New OWASP Top 10 (2017) - What is NEW and final state?

Here is the view on top 10 from OWASP



Resource on OWASP - Get it from HERE
  • Injections are still on the top. It makes sense since lot of attack vectors are leveraging poor validation controls. It leads to injections like SQLi, Command injections etc, and are still very common across applications.
  • Broken authentication is still a very common issue, it is very easy to discover by human intelligence and sometimes difficult from automated scanner standpoint. But this control is still holding second position on the list.
  • XSS used to be higher in the list but now moved to seventh position. There are several frameworks in place, which gives protection against it. Also, browsers are having controls to defend against XSS. But still XSS is very common and easy to discover across applications.

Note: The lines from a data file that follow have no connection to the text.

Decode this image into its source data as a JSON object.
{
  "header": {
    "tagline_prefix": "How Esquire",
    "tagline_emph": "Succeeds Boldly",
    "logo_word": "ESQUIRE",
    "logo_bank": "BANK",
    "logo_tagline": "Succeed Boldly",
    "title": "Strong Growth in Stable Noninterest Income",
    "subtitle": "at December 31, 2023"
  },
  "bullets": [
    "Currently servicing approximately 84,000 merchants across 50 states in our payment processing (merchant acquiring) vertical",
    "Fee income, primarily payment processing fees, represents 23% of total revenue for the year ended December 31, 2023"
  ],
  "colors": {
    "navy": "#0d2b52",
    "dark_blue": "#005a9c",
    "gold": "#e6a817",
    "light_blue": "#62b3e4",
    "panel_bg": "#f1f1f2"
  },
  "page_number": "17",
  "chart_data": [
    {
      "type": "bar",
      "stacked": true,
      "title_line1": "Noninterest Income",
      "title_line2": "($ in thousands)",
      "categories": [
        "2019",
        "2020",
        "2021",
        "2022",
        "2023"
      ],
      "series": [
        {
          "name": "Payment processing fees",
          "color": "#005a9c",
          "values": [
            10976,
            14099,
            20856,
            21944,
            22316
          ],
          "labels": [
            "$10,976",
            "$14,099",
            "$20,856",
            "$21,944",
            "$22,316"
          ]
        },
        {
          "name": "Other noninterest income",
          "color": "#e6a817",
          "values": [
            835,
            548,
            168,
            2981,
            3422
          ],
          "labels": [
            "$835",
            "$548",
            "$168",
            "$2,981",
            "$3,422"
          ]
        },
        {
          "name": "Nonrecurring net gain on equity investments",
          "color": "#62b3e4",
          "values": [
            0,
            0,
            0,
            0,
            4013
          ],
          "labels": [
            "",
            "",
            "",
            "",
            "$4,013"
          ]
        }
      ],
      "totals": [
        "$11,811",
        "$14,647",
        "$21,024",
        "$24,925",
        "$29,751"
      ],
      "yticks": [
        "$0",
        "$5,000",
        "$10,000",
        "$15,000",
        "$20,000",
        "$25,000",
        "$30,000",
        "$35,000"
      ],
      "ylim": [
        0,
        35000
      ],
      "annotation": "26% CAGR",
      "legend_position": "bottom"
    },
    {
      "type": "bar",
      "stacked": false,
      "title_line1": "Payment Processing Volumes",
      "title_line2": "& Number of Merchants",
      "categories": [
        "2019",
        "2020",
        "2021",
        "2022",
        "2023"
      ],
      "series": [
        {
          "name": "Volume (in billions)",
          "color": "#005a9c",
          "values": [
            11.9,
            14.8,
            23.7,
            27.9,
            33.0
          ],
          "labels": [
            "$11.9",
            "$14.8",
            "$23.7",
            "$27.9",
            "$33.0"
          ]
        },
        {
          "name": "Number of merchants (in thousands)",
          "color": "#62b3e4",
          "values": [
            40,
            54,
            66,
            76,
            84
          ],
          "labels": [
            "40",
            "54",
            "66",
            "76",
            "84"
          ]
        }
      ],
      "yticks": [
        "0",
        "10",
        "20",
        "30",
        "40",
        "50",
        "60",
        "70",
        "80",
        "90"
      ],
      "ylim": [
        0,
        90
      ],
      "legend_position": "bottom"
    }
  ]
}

  • NEW (XXE) – XXE attack is added to the list, it is not very common but still XML streaming can be injected and can cause potential danger for the application. It allows lower level access on the box. Hence, it is added and important to detect and protect.
  • MERGED - Insecure Object and Missing Access Control are merged and added as a “Broken Access Control”. Again, it is very common at truly application layer. It is relatively easy to detect by humans and get missed by crawlers/scanners at large.
  • Security Misconfiguration and Using Known Vulnerable components are major issues from deployment/framework standpoint. It allows possible exploitations by default before developers build up code on top of it. Hence, both of them are having place in the top stack.
  • NEW (Insecure Deserialization) – HTTP is now supporting object level of streaming and it is imperative to serialize/de-serialize objects. It opens up a set of vulnerabilities and very effective attacks can be created using streams like JSON.
  • NEW (Insufficient Monitoring/Logging) – Application layer doesn’t have logging and it allows attacks to go unnoticed. Hence, even though this is not an attack category but still added so developers start providing mechanism for logging across applications.
  • DROPPED - CSRF and Unvalidated Redirects are dropped from the list. We still see them very commonly around applications but some protections are coming at framework layer and seems they are moved out.